Review

Review: It Nearly Killed Me But I Love You

Reviewed by Philippa Tucker


'I laughed. I nodded. I wanted to hurl the book across the room and howl in rage when reading a doctor’s response to Corcoran Dye’s anxiety around having ‘failed’ at giving birth to her daughter. And I cried – yes, actual tears...'

To call this book ‘brave’ is the kind of understatement that will be familiar to mothers told at antenatal classes that they could expect to feel ‘some discomfort in the birthing area’ after birth – a phrase which even now, some two decades after our eldest son was born, elicits snorts of derisive laughter from my husband.

In this memoir of new motherhood, Sinead Corcoran Dye, a journalist, writer and social media content creator, shares her journey through IVF, a traumatic pregnancy and birth, and severe postnatal depression that saw her hospitalised in Starship Hospital’s Mother and Baby Unit. Unflinching, yes. Yet this book is anything but grim. Even in the darkest, unlikeliest of places, Corcoran Dye finds the comically absurd – she is the friend you can always count on to make you laugh, but who isn’t afraid to be vulnerable.

Written as a collection of essays, the book is leavened with lists like ‘3 a.m. maternity leave Google searches,’ with text exchanges, Instagram posts or letters, and even an imaginary last will and testament. Corcoran Dye explores the impact of pregnancy and motherhood on friendships and relationships, the financial and personal imperatives to work outside the home and the guilt that this entails, mum-shaming, and the implications of posting children’s images on social media. She also discusses mental illness in depth, asking why it is not afforded the same consideration as any physical health issue. As she reminds us, the brain is an organ, too.

She draws primarily on her own experiences, but also provides other examples and cites relevant research to show how widespread these experiences are. We get her husband’s perspective, too. He pens a chapter reflecting on the events that she has related, including insights and suggestions into both how to support a partner with mental illness and how to cope while doing so.

You need not have walked as dark a path as Corcoran Dye’s to recognise the way one’s mind can play tricks – casting shadows and forming monsters, even making you feel like one yourself – when in the grips of postnatal sleep deprivation and anxiety. Nor do you have had to experience this to understand the ways the health system can and does fail women, or to understand the impact of a kind word from a health professional – and the devastation that can be wrought from an unthinkingly cruel or careless one.

I laughed. I nodded. I wanted to hurl the book across the room and howl in rage when reading a doctor’s response to Corcoran Dye’s anxiety around having ‘failed’ at giving birth to her daughter. And I cried – yes, actual tears – in one particular part where she recalls the paralysing grip of feeling like a failure as a mother while also realising a deep solidarity with other mums.

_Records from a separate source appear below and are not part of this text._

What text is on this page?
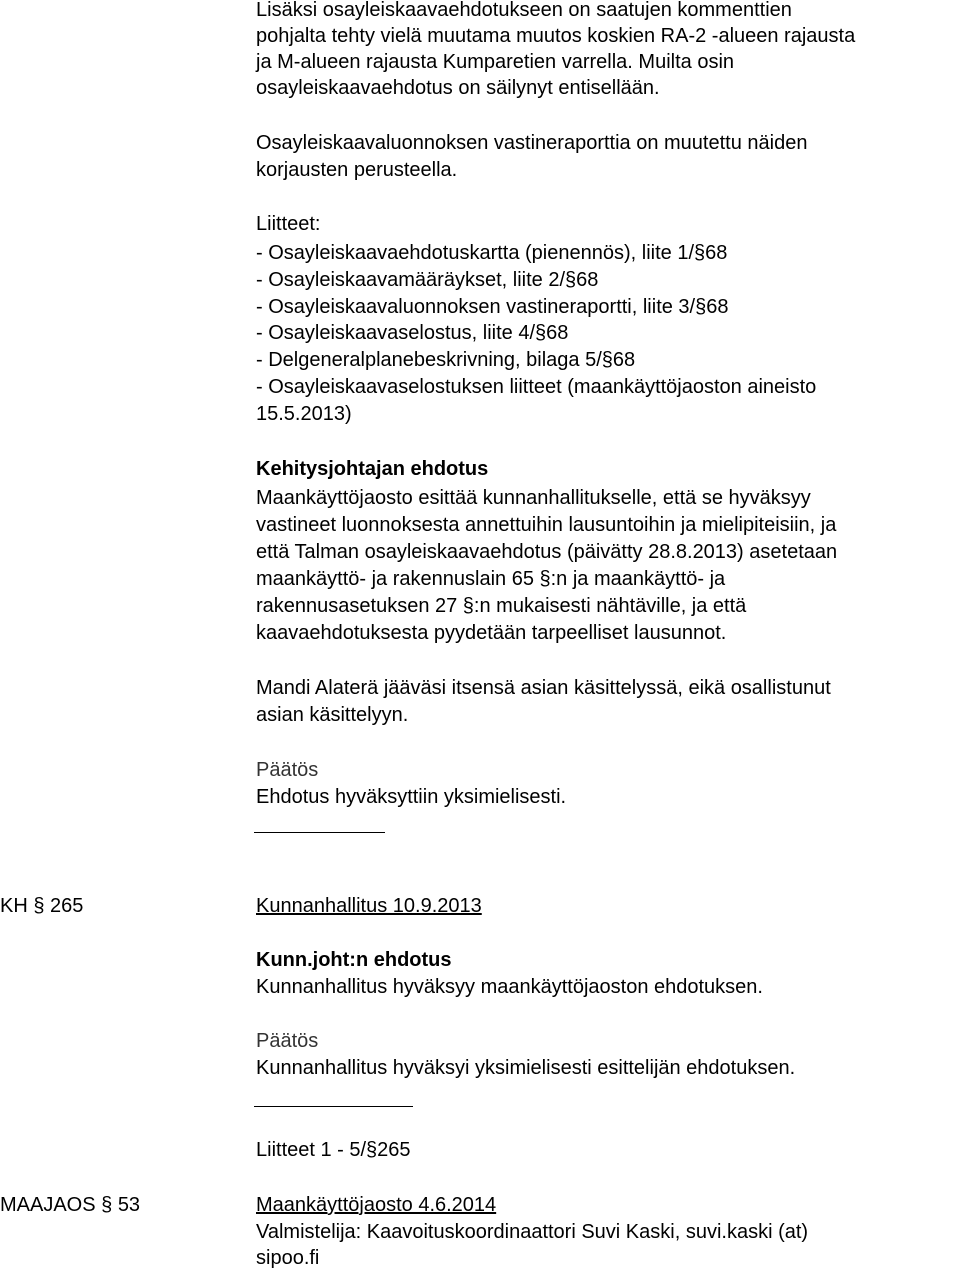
Lisäksi osayleiskaavaehdotukseen on saatujen kommenttien
pohjalta tehty vielä muutama muutos koskien RA-2 -alueen rajausta
ja M-alueen rajausta Kumparetien varrella. Muilta osin
osayleiskaavaehdotus on säilynyt entisellään.
Osayleiskaavaluonnoksen vastineraporttia on muutettu näiden
korjausten perusteella.
Liitteet:
- Osayleiskaavaehdotuskartta (pienennös), liite 1/§68
- Osayleiskaavamääräykset, liite 2/§68
- Osayleiskaavaluonnoksen vastineraportti, liite 3/§68
- Osayleiskaavaselostus, liite 4/§68
- Delgeneralplanebeskrivning, bilaga 5/§68
- Osayleiskaavaselostuksen liitteet (maankäyttöjaoston aineisto
15.5.2013)
Kehitysjohtajan ehdotus
Maankäyttöjaosto esittää kunnanhallitukselle, että se hyväksyy
vastineet luonnoksesta annettuihin lausuntoihin ja mielipiteisiin, ja
että Talman osayleiskaavaehdotus (päivätty 28.8.2013) asetetaan
maankäyttö- ja rakennuslain 65 §:n ja maankäyttö- ja
rakennusasetuksen 27 §:n mukaisesti nähtäville, ja että
kaavaehdotuksesta pyydetään tarpeelliset lausunnot.
Mandi Alaterä jääväsi itsensä asian käsittelyssä, eikä osallistunut
asian käsittelyyn.
Päätös
Ehdotus hyväksyttiin yksimielisesti.
KH § 265	Kunnanhallitus 10.9.2013
Kunn.joht:n ehdotus
Kunnanhallitus hyväksyy maankäyttöjaoston ehdotuksen.
Päätös
Kunnanhallitus hyväksyi yksimielisesti esittelijän ehdotuksen.
Liitteet 1 - 5/§265
MAAJAOS § 53	Maankäyttöjaosto 4.6.2014
Valmistelija: Kaavoituskoordinaattori Suvi Kaski, suvi.kaski (at)
sipoo.fi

Corcoran Dye is deeply self-aware and offers what feels like an unvarnished and honest account, including addressing her boundaries around what she is and isn’t prepared to share with her readers. She captures well the contradictions of parenting – how you can both adore a baby and long for escape, how you can be eternally grateful to a spouse for their support and also want to stab them with a fork.

This book is for mums – ‘mums and stepmums and mums with mental illnesses and mums without mums.’ However, given the insight into experiences like IVF, hyperemesis gravidarum, and postnatal depression, I would think it is equally for their partners, family and friends – and those in the medical profession responsible for the care of new mothers. Corcoran Dye describes her motivation as:

‘writing for mothers: the ones too tired to be mothers today, so they hide in their rooms pretending not to notice that it’s gone dark outside; the ones knowing that someone else put their kids to bed so it’s too late to go be a decent mum now anyway; the mums who lie there in shame […] so that, maybe, if they could bring themselves to look out the window, they’d see it’s dark – but there’s a little candle out there, too.’

This book is that beacon. It is a light illuminating a path, but also shining on the lost and saying, ‘I see you. You are not alone.’